The single syllable sat between them like a door left ajar. Elizabeth returned her attention to the pianoforte, but her fingers stumbled on a passage she had played a hundred times, and she knew he noticed.
Collins appeared at her elbow when the music ended, radiating self-importance. "Cousin Elizabeth, Lady Catherine has expressed her satisfaction with your performance. What a singular honor! I must say, her ladyship's condescension in permitting you to play at all?—"
"Thank you, Mr. Collins."
She rose from the instrument and found Darcy still watching her. He had not moved. He stood against the wall in that posture of studied ease that she was beginning to suspect was anything but easy, and his eyes tracked her across the room with an attention so focused it was almost physical.
The evening ended as such evenings do — with Lady Catherine's pronouncement that they had been sufficiently entertained, with Collins's effusions in the carriage home, with Charlotte's quiet hand finding Elizabeth's in the dark of the cab and squeezing once.I know. I'm sorry.

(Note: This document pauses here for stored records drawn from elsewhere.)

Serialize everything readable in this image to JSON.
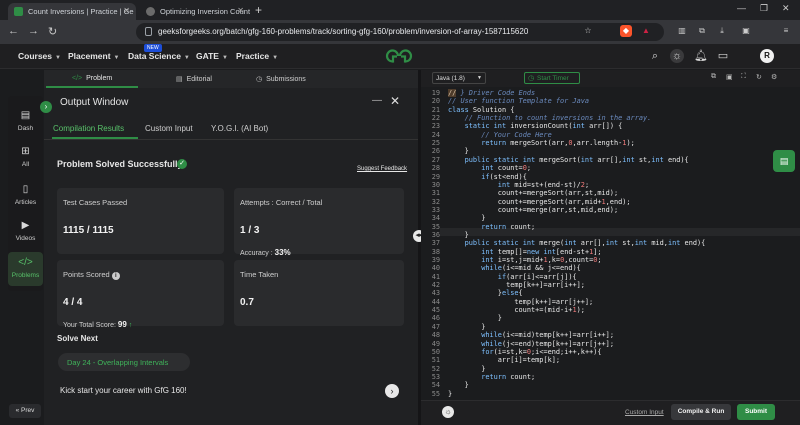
{
  "browser": {
    "tabs": [
      {
        "title": "Count Inversions | Practice | Ge",
        "active": true
      },
      {
        "title": "Optimizing Inversion Count",
        "active": false
      }
    ],
    "new_tab": "+",
    "url": "geeksforgeeks.org/batch/gfg-160-problems/track/sorting-gfg-160/problem/inversion-of-array-1587115620"
  },
  "header": {
    "nav": [
      {
        "label": "Courses"
      },
      {
        "label": "Placement"
      },
      {
        "label": "Data Science",
        "badge": "NEW"
      },
      {
        "label": "GATE"
      },
      {
        "label": "Practice"
      }
    ],
    "avatar_letter": "R"
  },
  "rail": {
    "items": [
      {
        "label": "Dash",
        "icon": "grid-icon"
      },
      {
        "label": "All",
        "icon": "apps-icon"
      },
      {
        "label": "Articles",
        "icon": "book-icon"
      },
      {
        "label": "Videos",
        "icon": "video-icon"
      },
      {
        "label": "Problems",
        "icon": "code-icon",
        "active": true
      }
    ],
    "prev_label": "« Prev"
  },
  "problem_tabs": [
    {
      "label": "Problem",
      "icon": "</>"
    },
    {
      "label": "Editorial",
      "icon": "▤"
    },
    {
      "label": "Submissions",
      "icon": "◷"
    }
  ],
  "output": {
    "title": "Output Window",
    "tabs": [
      "Compilation Results",
      "Custom Input",
      "Y.O.G.I. (AI Bot)"
    ],
    "status": "Problem Solved Successfully",
    "feedback": "Suggest Feedback",
    "test_cases_label": "Test Cases Passed",
    "test_cases_value": "1115 / 1115",
    "attempts_label": "Attempts : Correct / Total",
    "attempts_value": "1 / 3",
    "accuracy_label": "Accuracy :",
    "accuracy_value": "33%",
    "points_label": "Points Scored",
    "points_value": "4 / 4",
    "total_score_label": "Your Total Score:",
    "total_score_value": "99",
    "time_label": "Time Taken",
    "time_value": "0.7",
    "solve_next": "Solve Next",
    "next_problem": "Day 24 - Overlapping Intervals",
    "kick": "Kick start your career with GfG 160!"
  },
  "editor": {
    "language": "Java (1.8)",
    "timer": "Start Timer",
    "custom_input": "Custom Input",
    "compile": "Compile & Run",
    "submit": "Submit",
    "lines": [
      {
        "n": "19",
        "code": "<span class=\"hl\">//</span><span class=\"cm\"> } Driver Code Ends</span>"
      },
      {
        "n": "20",
        "code": "<span class=\"cm\">// User function Template for Java</span>"
      },
      {
        "n": "21",
        "code": "<span class=\"kw\">class</span> Solution {"
      },
      {
        "n": "22",
        "code": "    <span class=\"cm\">// Function to count inversions in the array.</span>"
      },
      {
        "n": "23",
        "code": "    <span class=\"kw\">static int</span> inversionCount(<span class=\"ty\">int</span> arr[]) {"
      },
      {
        "n": "24",
        "code": "        <span class=\"cm\">// Your Code Here</span>"
      },
      {
        "n": "25",
        "code": "        <span class=\"kw\">return</span> mergeSort(arr,<span class=\"nm\">0</span>,arr.length-<span class=\"nm\">1</span>);"
      },
      {
        "n": "26",
        "code": "    }"
      },
      {
        "n": "27",
        "code": "    <span class=\"kw\">public static int</span> mergeSort(<span class=\"ty\">int</span> arr[],<span class=\"ty\">int</span> st,<span class=\"ty\">int</span> end){"
      },
      {
        "n": "28",
        "code": "        <span class=\"ty\">int</span> count=<span class=\"nm\">0</span>;"
      },
      {
        "n": "29",
        "code": "        <span class=\"kw\">if</span>(st&lt;end){"
      },
      {
        "n": "30",
        "code": "            <span class=\"ty\">int</span> mid=st+(end-st)/<span class=\"nm\">2</span>;"
      },
      {
        "n": "31",
        "code": "            count+=mergeSort(arr,st,mid);"
      },
      {
        "n": "32",
        "code": "            count+=mergeSort(arr,mid+<span class=\"nm\">1</span>,end);"
      },
      {
        "n": "33",
        "code": "            count+=merge(arr,st,mid,end);"
      },
      {
        "n": "34",
        "code": "        }"
      },
      {
        "n": "35",
        "code": "        <span class=\"kw\">return</span> count;"
      },
      {
        "n": "36",
        "code": "    }"
      },
      {
        "n": "37",
        "code": "    <span class=\"kw\">public static int</span> merge(<span class=\"ty\">int</span> arr[],<span class=\"ty\">int</span> st,<span class=\"ty\">int</span> mid,<span class=\"ty\">int</span> end){"
      },
      {
        "n": "38",
        "code": "        <span class=\"ty\">int</span> temp[]=<span class=\"kw\">new int</span>[end-st+<span class=\"nm\">1</span>];"
      },
      {
        "n": "39",
        "code": "        <span class=\"ty\">int</span> i=st,j=mid+<span class=\"nm\">1</span>,k=<span class=\"nm\">0</span>,count=<span class=\"nm\">0</span>;"
      },
      {
        "n": "40",
        "code": "        <span class=\"kw\">while</span>(i&lt;=mid &amp;&amp; j&lt;=end){"
      },
      {
        "n": "41",
        "code": "            <span class=\"kw\">if</span>(arr[i]&lt;=arr[j]){"
      },
      {
        "n": "42",
        "code": "              temp[k++]=arr[i++];"
      },
      {
        "n": "43",
        "code": "            }<span class=\"kw\">else</span>{"
      },
      {
        "n": "44",
        "code": "                temp[k++]=arr[j++];"
      },
      {
        "n": "45",
        "code": "                count+=(mid-i+<span class=\"nm\">1</span>);"
      },
      {
        "n": "46",
        "code": "            }"
      },
      {
        "n": "47",
        "code": "        }"
      },
      {
        "n": "48",
        "code": "        <span class=\"kw\">while</span>(i&lt;=mid)temp[k++]=arr[i++];"
      },
      {
        "n": "49",
        "code": "        <span class=\"kw\">while</span>(j&lt;=end)temp[k++]=arr[j++];"
      },
      {
        "n": "50",
        "code": "        <span class=\"kw\">for</span>(i=st,k=<span class=\"nm\">0</span>;i&lt;=end;i++,k++){"
      },
      {
        "n": "51",
        "code": "            arr[i]=temp[k];"
      },
      {
        "n": "52",
        "code": "        }"
      },
      {
        "n": "53",
        "code": "        <span class=\"kw\">return</span> count;"
      },
      {
        "n": "54",
        "code": "    }"
      },
      {
        "n": "55",
        "code": "}"
      }
    ]
  },
  "colors": {
    "brand_green": "#2f8d46",
    "panel_bg": "#202123",
    "card_bg": "#2a2b2d"
  }
}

Elizabeth lay in her narrow bed at the parsonage and stared at the ceiling and listened to the old house settle around her. Through the wall, she could hear Collins's snoring — a wet, rhythmic sound that she found obscurely depressing. Charlotte slept beside him, or did not sleep, or lay still and did her arithmetic in the dark.

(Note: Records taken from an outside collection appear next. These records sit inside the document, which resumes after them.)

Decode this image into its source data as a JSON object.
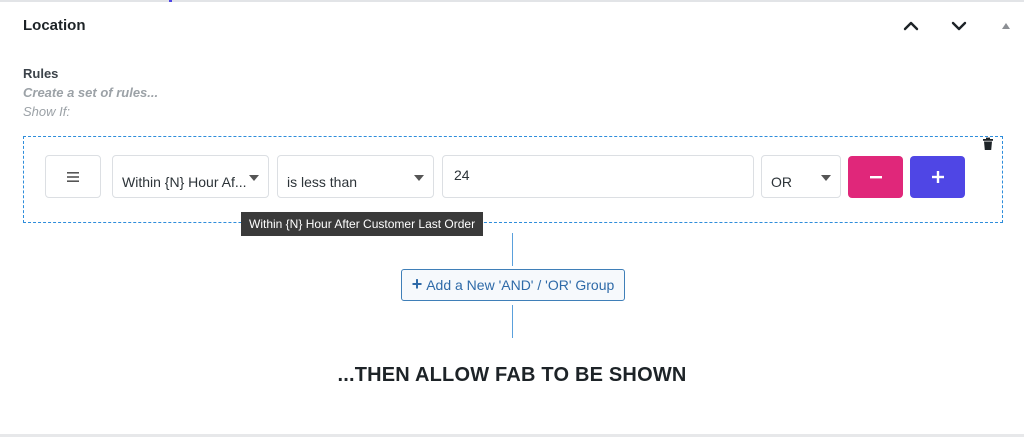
{
  "panel": {
    "title": "Location"
  },
  "rules": {
    "label": "Rules",
    "description": "Create a set of rules...",
    "show_if": "Show If:"
  },
  "rule_row": {
    "field_value": "Within {N} Hour Af...",
    "operator_value": "is less than",
    "input_value": "24",
    "logic_value": "OR",
    "minus_label": "−",
    "plus_label": "+"
  },
  "tooltip": {
    "text": "Within {N} Hour After Customer Last Order"
  },
  "add_group": {
    "plus": "+",
    "label": "Add a New 'AND' / 'OR' Group"
  },
  "footer_text": "...THEN ALLOW FAB TO BE SHOWN",
  "colors": {
    "minus_button": "#e0277a",
    "plus_button": "#4f46e5",
    "rule_border": "#2e8ddb",
    "add_group_text": "#2e6aa8"
  },
  "icons": {
    "header": [
      "chevron-up-icon",
      "chevron-down-icon",
      "triangle-up-icon"
    ],
    "drag": "hamburger-icon",
    "delete": "trash-icon"
  }
}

She pressed her fingertips to her collarbone where Darcy's gaze had seemed to rest during dinner. The skin was warm. That meant nothing. Skin was always warm. She turned onto her side and closed her eyes and thought about the way his mouth had moved — that almost-smile, there and gone — and then she thought about nothing, deliberately and at length, until sleep came.
CHAPTER 2
ELIZABETH
She woke before dawn and dressed in the half-dark, pulling on her oldest dress and her walking boots and slipping out through the kitchen door before anyone else stirred. The morning was damp and cool and smelled of wet earth and new leaves, and for twenty minutes she walked without thinking, letting her legs carry her along the path that wound through the woodland behind the parsonage. Bluebells had begun to push through the leaf litter. A thrush sang from somewhere in the canopy — the same four notes, over and over, stubborn and sweet.

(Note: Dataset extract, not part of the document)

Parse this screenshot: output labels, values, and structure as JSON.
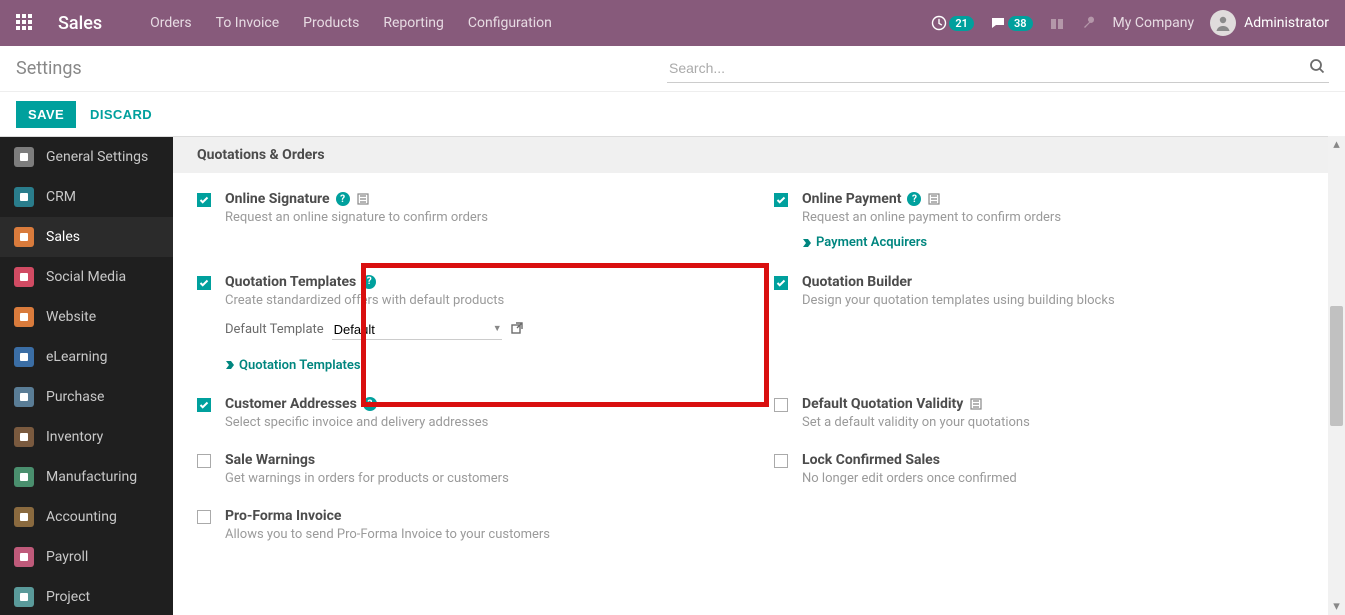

This was the only part of her day that belonged to her. The rest was Collins's territory, or Charlotte's, or Lady Catherine's — parcelled out and spoken for, every hour belonging to someone else. But the early morning was unclaimed. She could walk as fast as she liked, think as freely as she liked, and nobody required her to be pleased about hedgerows.
She had been walking for perhaps half an hour when she heard footsteps behind her. Not Collins's — too steady, too deliberate, and without the fussy little shuffle that accompanied her cousin's every ambulation. She knew who it was beforeshe turned around. Something about the rhythm of the stride, the weight of it on the path. Something about the way the air changed.
"Miss Bennet."
Darcy stood on the path in riding clothes — dark coat, tall boots, no hat. His hair was disordered from the wind, which made him look less like a portrait and more like a person, and the effect was not an improvement in the sense of making him easier to dismiss. Sweat darkened the collar of his shirt. He had been riding hard and recently, and the physical evidence of exertion — the colour in his face, the rise and fall of his chest — made Elizabeth suddenly and acutely aware that they were alone.